Understanding Pose and Appearance Disentanglement in 3D Human Pose
Estimation
- URL: http://arxiv.org/abs/2309.11667v1
- Date: Wed, 20 Sep 2023 22:22:21 GMT
- Title: Understanding Pose and Appearance Disentanglement in 3D Human Pose
Estimation
- Authors: Krishna Kanth Nakka and Mathieu Salzmann
- Abstract summary: Several methods have proposed to learn image representations in a self-supervised fashion so as to disentangle the appearance information from the pose one.
We study disentanglement from the perspective of the self-supervised network, via diverse image synthesis experiments.
We design an adversarial strategy focusing on generating natural appearance changes of the subject, and against which we could expect a disentangled network to be robust.
- Score: 72.50214227616728
- License: http://creativecommons.org/licenses/by/4.0/
- Abstract: As 3D human pose estimation can now be achieved with very high accuracy in
the supervised learning scenario, tackling the case where 3D pose annotations
are not available has received increasing attention. In particular, several
methods have proposed to learn image representations in a self-supervised
fashion so as to disentangle the appearance information from the pose one. The
methods then only need a small amount of supervised data to train a pose
regressor using the pose-related latent vector as input, as it should be free
of appearance information. In this paper, we carry out in-depth analysis to
understand to what degree the state-of-the-art disentangled representation
learning methods truly separate the appearance information from the pose one.

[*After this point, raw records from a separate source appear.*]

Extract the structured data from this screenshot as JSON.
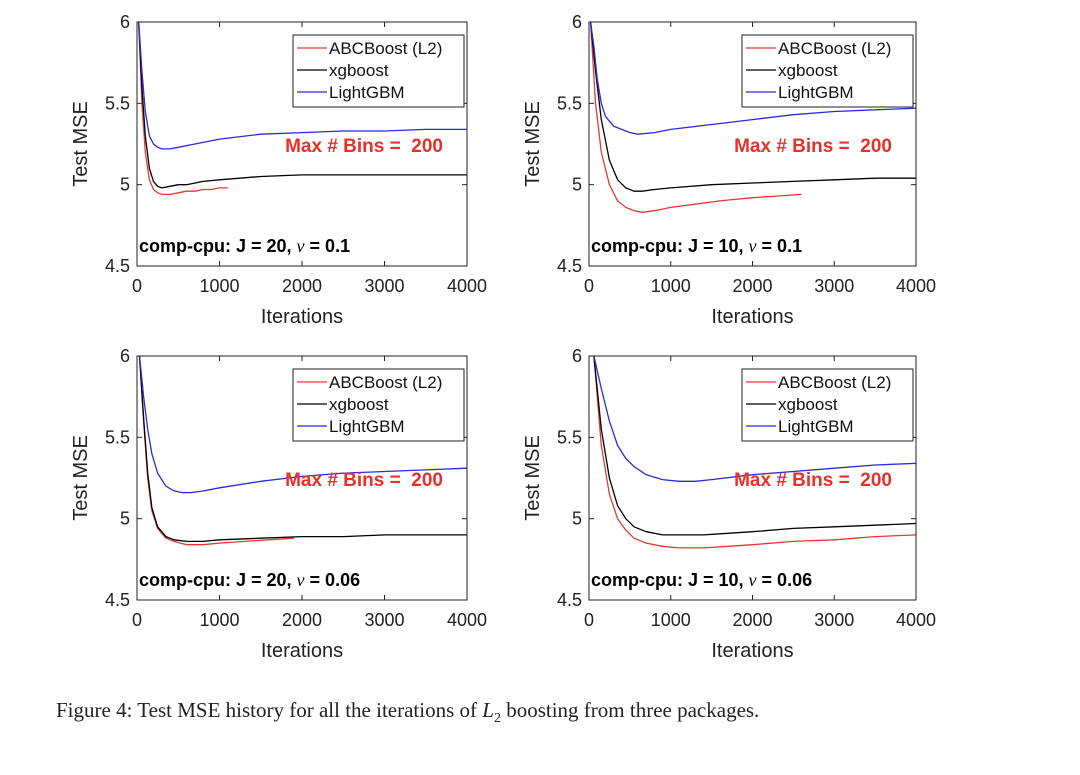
{
  "caption": {
    "label": "Figure 4:",
    "text_before": "Test MSE history for all the iterations of",
    "math_var": "L",
    "math_sub": "2",
    "text_after": "boosting from three packages."
  },
  "colors": {
    "abcboost": "#e03a35",
    "xgboost": "#000000",
    "lightgbm": "#2a2ad8",
    "annotation": "#e8312a"
  },
  "chart_data": [
    {
      "type": "line",
      "id": "top-left",
      "xlabel": "Iterations",
      "ylabel": "Test MSE",
      "xlim": [
        0,
        4000
      ],
      "ylim": [
        4.5,
        6
      ],
      "xticks": [
        0,
        1000,
        2000,
        3000,
        4000
      ],
      "yticks": [
        4.5,
        5,
        5.5,
        6
      ],
      "ytick_labels": [
        "4.5",
        "5",
        "5.5",
        "6"
      ],
      "legend": [
        "ABCBoost (L2)",
        "xgboost",
        "LightGBM"
      ],
      "bins_label": "Max # Bins =  200",
      "config_prefix": "comp-cpu: J = 20, ",
      "config_nu": "ν",
      "config_suffix": " = 0.1",
      "series": [
        {
          "name": "ABCBoost (L2)",
          "x": [
            20,
            60,
            100,
            150,
            200,
            250,
            300,
            400,
            500,
            600,
            700,
            800,
            900,
            1000,
            1100
          ],
          "y": [
            6.0,
            5.5,
            5.2,
            5.03,
            4.97,
            4.95,
            4.94,
            4.94,
            4.95,
            4.96,
            4.96,
            4.97,
            4.97,
            4.98,
            4.98
          ]
        },
        {
          "name": "xgboost",
          "x": [
            20,
            60,
            100,
            150,
            200,
            250,
            300,
            400,
            500,
            600,
            800,
            1000,
            1500,
            2000,
            2500,
            3000,
            3500,
            4000
          ],
          "y": [
            6.0,
            5.6,
            5.3,
            5.1,
            5.02,
            4.99,
            4.98,
            4.99,
            5.0,
            5.0,
            5.02,
            5.03,
            5.05,
            5.06,
            5.06,
            5.06,
            5.06,
            5.06
          ]
        },
        {
          "name": "LightGBM",
          "x": [
            20,
            60,
            100,
            150,
            200,
            250,
            300,
            400,
            500,
            700,
            1000,
            1500,
            2000,
            2500,
            3000,
            3500,
            4000
          ],
          "y": [
            6.0,
            5.7,
            5.45,
            5.3,
            5.25,
            5.23,
            5.22,
            5.22,
            5.23,
            5.25,
            5.28,
            5.31,
            5.32,
            5.33,
            5.33,
            5.34,
            5.34
          ]
        }
      ]
    },
    {
      "type": "line",
      "id": "top-right",
      "xlabel": "Iterations",
      "ylabel": "Test MSE",
      "xlim": [
        0,
        4000
      ],
      "ylim": [
        4.5,
        6
      ],
      "xticks": [
        0,
        1000,
        2000,
        3000,
        4000
      ],
      "yticks": [
        4.5,
        5,
        5.5,
        6
      ],
      "ytick_labels": [
        "4.5",
        "5",
        "5.5",
        "6"
      ],
      "legend": [
        "ABCBoost (L2)",
        "xgboost",
        "LightGBM"
      ],
      "bins_label": "Max # Bins =  200",
      "config_prefix": "comp-cpu: J = 10, ",
      "config_nu": "ν",
      "config_suffix": " = 0.1",
      "series": [
        {
          "name": "ABCBoost (L2)",
          "x": [
            20,
            80,
            150,
            250,
            350,
            450,
            550,
            650,
            800,
            1000,
            1300,
            1600,
            2000,
            2300,
            2600
          ],
          "y": [
            6.0,
            5.5,
            5.2,
            5.0,
            4.9,
            4.86,
            4.84,
            4.83,
            4.84,
            4.86,
            4.88,
            4.9,
            4.92,
            4.93,
            4.94
          ]
        },
        {
          "name": "xgboost",
          "x": [
            20,
            80,
            150,
            250,
            350,
            450,
            550,
            650,
            800,
            1000,
            1500,
            2000,
            2500,
            3000,
            3500,
            4000
          ],
          "y": [
            6.0,
            5.7,
            5.4,
            5.15,
            5.03,
            4.98,
            4.96,
            4.96,
            4.97,
            4.98,
            5.0,
            5.01,
            5.02,
            5.03,
            5.04,
            5.04
          ]
        },
        {
          "name": "LightGBM",
          "x": [
            20,
            60,
            100,
            150,
            200,
            300,
            400,
            500,
            600,
            800,
            1000,
            1500,
            2000,
            2500,
            3000,
            3500,
            4000
          ],
          "y": [
            6.0,
            5.85,
            5.65,
            5.5,
            5.42,
            5.36,
            5.34,
            5.32,
            5.31,
            5.32,
            5.34,
            5.37,
            5.4,
            5.43,
            5.45,
            5.46,
            5.47
          ]
        }
      ]
    },
    {
      "type": "line",
      "id": "bottom-left",
      "xlabel": "Iterations",
      "ylabel": "Test MSE",
      "xlim": [
        0,
        4000
      ],
      "ylim": [
        4.5,
        6
      ],
      "xticks": [
        0,
        1000,
        2000,
        3000,
        4000
      ],
      "yticks": [
        4.5,
        5,
        5.5,
        6
      ],
      "ytick_labels": [
        "4.5",
        "5",
        "5.5",
        "6"
      ],
      "legend": [
        "ABCBoost (L2)",
        "xgboost",
        "LightGBM"
      ],
      "bins_label": "Max # Bins =  200",
      "config_prefix": "comp-cpu: J = 20, ",
      "config_nu": "ν",
      "config_suffix": " = 0.06",
      "series": [
        {
          "name": "ABCBoost (L2)",
          "x": [
            30,
            80,
            130,
            180,
            250,
            350,
            450,
            600,
            800,
            1000,
            1300,
            1600,
            1900
          ],
          "y": [
            6.0,
            5.6,
            5.25,
            5.05,
            4.94,
            4.88,
            4.86,
            4.84,
            4.84,
            4.85,
            4.86,
            4.87,
            4.88
          ]
        },
        {
          "name": "xgboost",
          "x": [
            30,
            80,
            130,
            180,
            250,
            350,
            450,
            600,
            800,
            1000,
            1500,
            2000,
            2500,
            3000,
            3500,
            4000
          ],
          "y": [
            6.0,
            5.62,
            5.28,
            5.07,
            4.95,
            4.89,
            4.87,
            4.86,
            4.86,
            4.87,
            4.88,
            4.89,
            4.89,
            4.9,
            4.9,
            4.9
          ]
        },
        {
          "name": "LightGBM",
          "x": [
            30,
            80,
            130,
            180,
            250,
            350,
            450,
            550,
            650,
            800,
            1000,
            1500,
            2000,
            2500,
            3000,
            3500,
            4000
          ],
          "y": [
            6.0,
            5.75,
            5.55,
            5.4,
            5.28,
            5.2,
            5.17,
            5.16,
            5.16,
            5.17,
            5.19,
            5.23,
            5.26,
            5.28,
            5.29,
            5.3,
            5.31
          ]
        }
      ]
    },
    {
      "type": "line",
      "id": "bottom-right",
      "xlabel": "Iterations",
      "ylabel": "Test MSE",
      "xlim": [
        0,
        4000
      ],
      "ylim": [
        4.5,
        6
      ],
      "xticks": [
        0,
        1000,
        2000,
        3000,
        4000
      ],
      "yticks": [
        4.5,
        5,
        5.5,
        6
      ],
      "ytick_labels": [
        "4.5",
        "5",
        "5.5",
        "6"
      ],
      "legend": [
        "ABCBoost (L2)",
        "xgboost",
        "LightGBM"
      ],
      "bins_label": "Max # Bins =  200",
      "config_prefix": "comp-cpu: J = 10, ",
      "config_nu": "ν",
      "config_suffix": " = 0.06",
      "series": [
        {
          "name": "ABCBoost (L2)",
          "x": [
            60,
            150,
            250,
            350,
            450,
            550,
            700,
            900,
            1100,
            1400,
            1700,
            2000,
            2500,
            3000,
            3500,
            4000
          ],
          "y": [
            6.0,
            5.45,
            5.15,
            5.0,
            4.93,
            4.88,
            4.85,
            4.83,
            4.82,
            4.82,
            4.83,
            4.84,
            4.86,
            4.87,
            4.89,
            4.9
          ]
        },
        {
          "name": "xgboost",
          "x": [
            60,
            150,
            250,
            350,
            450,
            550,
            700,
            900,
            1100,
            1400,
            1700,
            2000,
            2500,
            3000,
            3500,
            4000
          ],
          "y": [
            6.0,
            5.55,
            5.25,
            5.08,
            5.0,
            4.95,
            4.92,
            4.9,
            4.9,
            4.9,
            4.91,
            4.92,
            4.94,
            4.95,
            4.96,
            4.97
          ]
        },
        {
          "name": "LightGBM",
          "x": [
            60,
            150,
            250,
            350,
            450,
            550,
            700,
            900,
            1100,
            1300,
            1500,
            2000,
            2500,
            3000,
            3500,
            4000
          ],
          "y": [
            6.0,
            5.8,
            5.6,
            5.45,
            5.37,
            5.32,
            5.27,
            5.24,
            5.23,
            5.23,
            5.24,
            5.27,
            5.29,
            5.31,
            5.33,
            5.34
          ]
        }
      ]
    }
  ]
}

First, we study disentanglement from the perspective of the self-supervised
network, via diverse image synthesis experiments. Second, we investigate
disentanglement with respect to the 3D pose regressor following an adversarial
attack perspective. Specifically, we design an adversarial strategy focusing on
generating natural appearance changes of the subject, and against which we
could expect a disentangled network to be robust. Altogether, our analyses show
that disentanglement in the three state-of-the-art disentangled representation
learning frameworks if far from complete, and that their pose codes contain
significant appearance information. We believe that our approach provides a
valuable testbed to evaluate the degree of disentanglement of pose from
appearance in self-supervised 3D human pose estimation.